If you don’t mind waiting on a queue, the TKS Booth at Father Duffy Square on 47th Street and Times Square sells day-of-performance discount tickets ranging from 20-to 50% off the full price. TheaterMania.com has a discount ticket section. Lincoln Center is selling discounted tickets “day of” at their Atrium. Reasonably priced tickets for a range of performances can be purchased on line by joining the Theatre Development Fund (TDK.com).
After sightseeing, museum hopping, theatre and dining, if you want to go clubbing, the legendary Cielo is off Greenwich Street . Element on East Houston is a luxurious dance/lounge space, and the newly renovated Touch on West 52nd Street is both nightclub and event space.

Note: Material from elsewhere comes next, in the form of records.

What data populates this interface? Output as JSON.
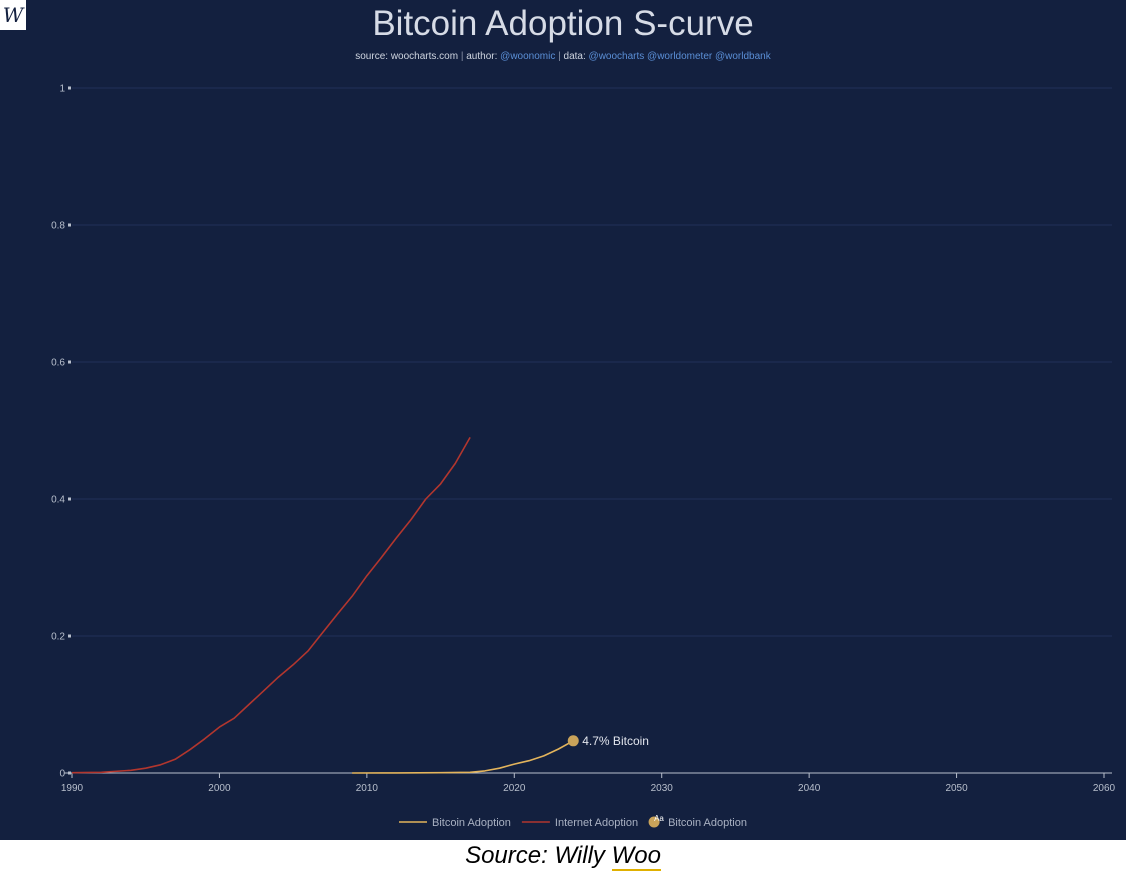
{
  "logo": {
    "text": "W"
  },
  "header": {
    "title": "Bitcoin Adoption S-curve",
    "source_label": "source:",
    "source_value": "woocharts.com",
    "author_label": "author:",
    "author_value": "@woonomic",
    "data_label": "data:",
    "data_value": "@woocharts @worldometer @worldbank"
  },
  "caption": {
    "prefix": "Source: Willy ",
    "link": "Woo"
  },
  "colors": {
    "background": "#13203f",
    "grid": "#22305a",
    "axis": "#b8bfcc",
    "bitcoin": "#e3b45c",
    "internet": "#b2362e",
    "marker": "#c9a35a"
  },
  "chart_data": {
    "type": "line",
    "title": "Bitcoin Adoption S-curve",
    "xlabel": "",
    "ylabel": "",
    "xlim": [
      1990,
      2060
    ],
    "ylim": [
      0,
      1
    ],
    "x_ticks": [
      "1990",
      "2000",
      "2010",
      "2020",
      "2030",
      "2040",
      "2050",
      "2060"
    ],
    "y_ticks": [
      "0",
      "0.2",
      "0.4",
      "0.6",
      "0.8",
      "1"
    ],
    "grid": true,
    "legend_position": "bottom",
    "series": [
      {
        "name": "Bitcoin Adoption",
        "color": "#e3b45c",
        "points": [
          [
            2009,
            0.0
          ],
          [
            2012,
            0.0002
          ],
          [
            2015,
            0.0005
          ],
          [
            2017,
            0.001
          ],
          [
            2018,
            0.003
          ],
          [
            2019,
            0.007
          ],
          [
            2020,
            0.013
          ],
          [
            2021,
            0.018
          ],
          [
            2022,
            0.025
          ],
          [
            2023,
            0.035
          ],
          [
            2024,
            0.047
          ]
        ]
      },
      {
        "name": "Internet Adoption",
        "color": "#b2362e",
        "points": [
          [
            1990,
            0.0005
          ],
          [
            1992,
            0.001
          ],
          [
            1994,
            0.004
          ],
          [
            1995,
            0.007
          ],
          [
            1996,
            0.012
          ],
          [
            1997,
            0.02
          ],
          [
            1998,
            0.034
          ],
          [
            1999,
            0.05
          ],
          [
            2000,
            0.067
          ],
          [
            2001,
            0.08
          ],
          [
            2002,
            0.1
          ],
          [
            2003,
            0.12
          ],
          [
            2004,
            0.14
          ],
          [
            2005,
            0.158
          ],
          [
            2006,
            0.178
          ],
          [
            2007,
            0.205
          ],
          [
            2008,
            0.232
          ],
          [
            2009,
            0.258
          ],
          [
            2010,
            0.288
          ],
          [
            2011,
            0.315
          ],
          [
            2012,
            0.343
          ],
          [
            2013,
            0.37
          ],
          [
            2014,
            0.4
          ],
          [
            2015,
            0.422
          ],
          [
            2016,
            0.452
          ],
          [
            2017,
            0.49
          ]
        ]
      }
    ],
    "annotation": {
      "x": 2024,
      "y": 0.047,
      "label": "4.7% Bitcoin"
    },
    "legend": [
      {
        "label": "Bitcoin Adoption",
        "kind": "line",
        "color": "#e3b45c"
      },
      {
        "label": "Internet Adoption",
        "kind": "line",
        "color": "#b2362e"
      },
      {
        "label": "Bitcoin Adoption",
        "kind": "marker-text",
        "symbol": "Aa",
        "color": "#c9a35a"
      }
    ]
  }
}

Goldbar on Broom Street is worth a visit (the doorman/bouncer is pretty nice) but unless you’re “somebody” you’ll likely be turned away from the very cool No.8 on West 16th Street.
Finally, branch out to Astoria to find culture (PS 1, Astoria Performing and Art Center) and Brooklyn (Brooklyn Academy of Music and Brooklyn Museum) in addition to local and ethnic restaurants. In no time you’ll be a New Yorker in the know.
About Denise Mattia
A writer and photographer, Denise Mattia’s works are published nationally and internationally and include all aspects of leisure travel: art , culture, resorts, spas, food and wine and sports’ activities. She's the founder of the soon to be launched Yum-Yum-Traveler, a site devoted to reviewing restaurants in addition to her travel articles from around the world. She lives and works in Manhattan, where she was born.